The 2010 statistics, published last week, show an almost universal fall in the volume of work going through all levels of UK civil courts last year.
However, litigators say that the fall-off in litigated work is leading to an increase in claims dealt with through alternative dispute resolution (ADR).
County court cases fell 14% in 2010, when there were 1.6m non-family matters started. But the number of unspecified money claims (which are typically personal injury matters), rose by 6% to 191,000. This is up 31% since 2006.
Just over half (52%) were worth between £1,000 and £5,000, 30% between £5,000 and £15,000, and 17% higher than that.
The figures come as the Legal Aid, Sentencing and Punishment of Offenders Bill – which implements the Jackson reforms to control the costs of litigation and particularly low-value personal injury cases – is due to enter its committee stage in the House of Commons.
They will fuel claims of a compensation culture, which is being used as part of the justification for the controversial reforms.
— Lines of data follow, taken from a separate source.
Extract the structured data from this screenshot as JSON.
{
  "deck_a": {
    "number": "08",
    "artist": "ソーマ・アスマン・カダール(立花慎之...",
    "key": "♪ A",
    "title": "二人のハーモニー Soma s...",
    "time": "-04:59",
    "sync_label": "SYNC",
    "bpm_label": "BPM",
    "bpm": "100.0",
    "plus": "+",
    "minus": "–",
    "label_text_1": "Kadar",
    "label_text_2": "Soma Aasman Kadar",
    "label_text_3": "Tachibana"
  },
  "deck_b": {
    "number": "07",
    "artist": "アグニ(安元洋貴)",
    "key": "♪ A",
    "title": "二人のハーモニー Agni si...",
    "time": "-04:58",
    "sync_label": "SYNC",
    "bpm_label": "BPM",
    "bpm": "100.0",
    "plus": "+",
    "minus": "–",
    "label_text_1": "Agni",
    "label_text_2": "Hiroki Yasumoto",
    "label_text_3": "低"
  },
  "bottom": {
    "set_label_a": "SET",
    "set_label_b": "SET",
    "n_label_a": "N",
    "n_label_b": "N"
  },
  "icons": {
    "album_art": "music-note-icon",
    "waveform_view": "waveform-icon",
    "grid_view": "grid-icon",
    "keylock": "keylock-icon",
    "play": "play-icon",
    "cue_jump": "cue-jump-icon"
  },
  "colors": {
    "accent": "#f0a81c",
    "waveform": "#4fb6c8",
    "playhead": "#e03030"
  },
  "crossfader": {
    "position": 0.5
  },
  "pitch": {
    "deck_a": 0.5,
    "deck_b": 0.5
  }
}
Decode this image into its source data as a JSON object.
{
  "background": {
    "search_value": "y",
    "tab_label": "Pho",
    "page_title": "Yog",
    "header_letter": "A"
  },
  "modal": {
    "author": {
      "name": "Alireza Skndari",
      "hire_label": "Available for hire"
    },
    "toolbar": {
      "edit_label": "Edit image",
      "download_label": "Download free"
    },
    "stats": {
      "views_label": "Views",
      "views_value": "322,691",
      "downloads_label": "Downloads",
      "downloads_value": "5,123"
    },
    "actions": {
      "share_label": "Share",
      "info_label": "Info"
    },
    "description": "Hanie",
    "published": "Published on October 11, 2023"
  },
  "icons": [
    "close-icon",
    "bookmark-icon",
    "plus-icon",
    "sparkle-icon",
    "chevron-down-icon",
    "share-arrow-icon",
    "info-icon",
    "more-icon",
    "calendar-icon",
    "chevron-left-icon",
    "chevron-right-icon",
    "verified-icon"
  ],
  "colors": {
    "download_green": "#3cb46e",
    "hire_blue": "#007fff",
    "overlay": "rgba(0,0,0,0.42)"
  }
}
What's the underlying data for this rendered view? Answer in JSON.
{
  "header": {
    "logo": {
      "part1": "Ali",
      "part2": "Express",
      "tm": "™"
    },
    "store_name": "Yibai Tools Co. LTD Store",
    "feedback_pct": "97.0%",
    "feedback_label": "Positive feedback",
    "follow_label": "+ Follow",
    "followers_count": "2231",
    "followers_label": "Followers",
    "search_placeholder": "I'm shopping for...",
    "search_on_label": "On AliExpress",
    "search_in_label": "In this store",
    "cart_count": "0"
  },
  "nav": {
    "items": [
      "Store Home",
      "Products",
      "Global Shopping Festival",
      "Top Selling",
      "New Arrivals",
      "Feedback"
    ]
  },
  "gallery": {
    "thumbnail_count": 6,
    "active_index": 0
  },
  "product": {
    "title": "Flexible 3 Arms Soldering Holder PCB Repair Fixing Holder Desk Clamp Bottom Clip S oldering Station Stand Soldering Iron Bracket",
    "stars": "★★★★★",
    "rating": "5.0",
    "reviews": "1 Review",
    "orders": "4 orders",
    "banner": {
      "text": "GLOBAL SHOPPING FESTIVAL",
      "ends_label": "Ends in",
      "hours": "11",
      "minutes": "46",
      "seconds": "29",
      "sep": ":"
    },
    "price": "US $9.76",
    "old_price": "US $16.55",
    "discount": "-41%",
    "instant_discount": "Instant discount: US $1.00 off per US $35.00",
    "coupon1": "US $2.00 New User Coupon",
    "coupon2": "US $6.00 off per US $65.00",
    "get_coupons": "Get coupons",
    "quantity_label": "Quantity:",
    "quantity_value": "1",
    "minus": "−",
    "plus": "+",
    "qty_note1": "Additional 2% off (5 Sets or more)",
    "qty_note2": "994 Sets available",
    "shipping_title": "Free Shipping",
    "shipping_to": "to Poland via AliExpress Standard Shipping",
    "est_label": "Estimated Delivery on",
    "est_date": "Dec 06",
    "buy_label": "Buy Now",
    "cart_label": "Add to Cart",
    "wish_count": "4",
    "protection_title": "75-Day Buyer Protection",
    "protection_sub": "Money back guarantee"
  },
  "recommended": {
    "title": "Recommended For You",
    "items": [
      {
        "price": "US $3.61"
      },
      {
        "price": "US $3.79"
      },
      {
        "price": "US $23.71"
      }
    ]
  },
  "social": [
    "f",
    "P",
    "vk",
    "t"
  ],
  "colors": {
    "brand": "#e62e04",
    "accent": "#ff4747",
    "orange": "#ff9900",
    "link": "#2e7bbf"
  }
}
The biggest overall drop was in the Chancery Division, which focuses mainly on disputes involving property, taxation, mortgages and insolvency. The total number of cases launched tumbled by 24%, from 41,000 in 2009 to 31,300.
The Queen’s Bench Division, which works on matters involving personal injury and negligence, saw double-digit decreases too. There were 16,600 proceedings commenced during 2010, 11% less than in 2009. Out of the total, 20% of cases were personal injury actions (although at 1,041 cases, it was 16% less than in 2009), while 25% related to debt issues.
Jeremy Marshall, head of Irwin Mitchell’s litigation and dispute resolution team in London, said a number of issues have prompted the decrease in court claims, including ADR, more rigorous pre-action protocols and the desire from clients to save money.
“The cost of litigation is going up and clients are taking the commercial decision at an early stage to attempt to sort out a dispute before it reaches court,” he said. This has led to a rise in mediation, he added. “This means there is less of a drop-off in the number of disputes but, instead, the way of dealing with them is changing.”
Geraldine Elliott, a commercial disputes resolution partner at City firm Reynolds Porter Chamberlain, agreed that many cases were being handled away from the court. “Many of the claims we are dealing with involve disputes between financial institutions that have an on-going commercial relationship,” she said.
“The public scrutiny of a High Court case could put that relationship under strain so litigants often prefer the privacy of a commercial settlement or arbitration, under which claims of tens of millions of pounds are being aggressively fought over.”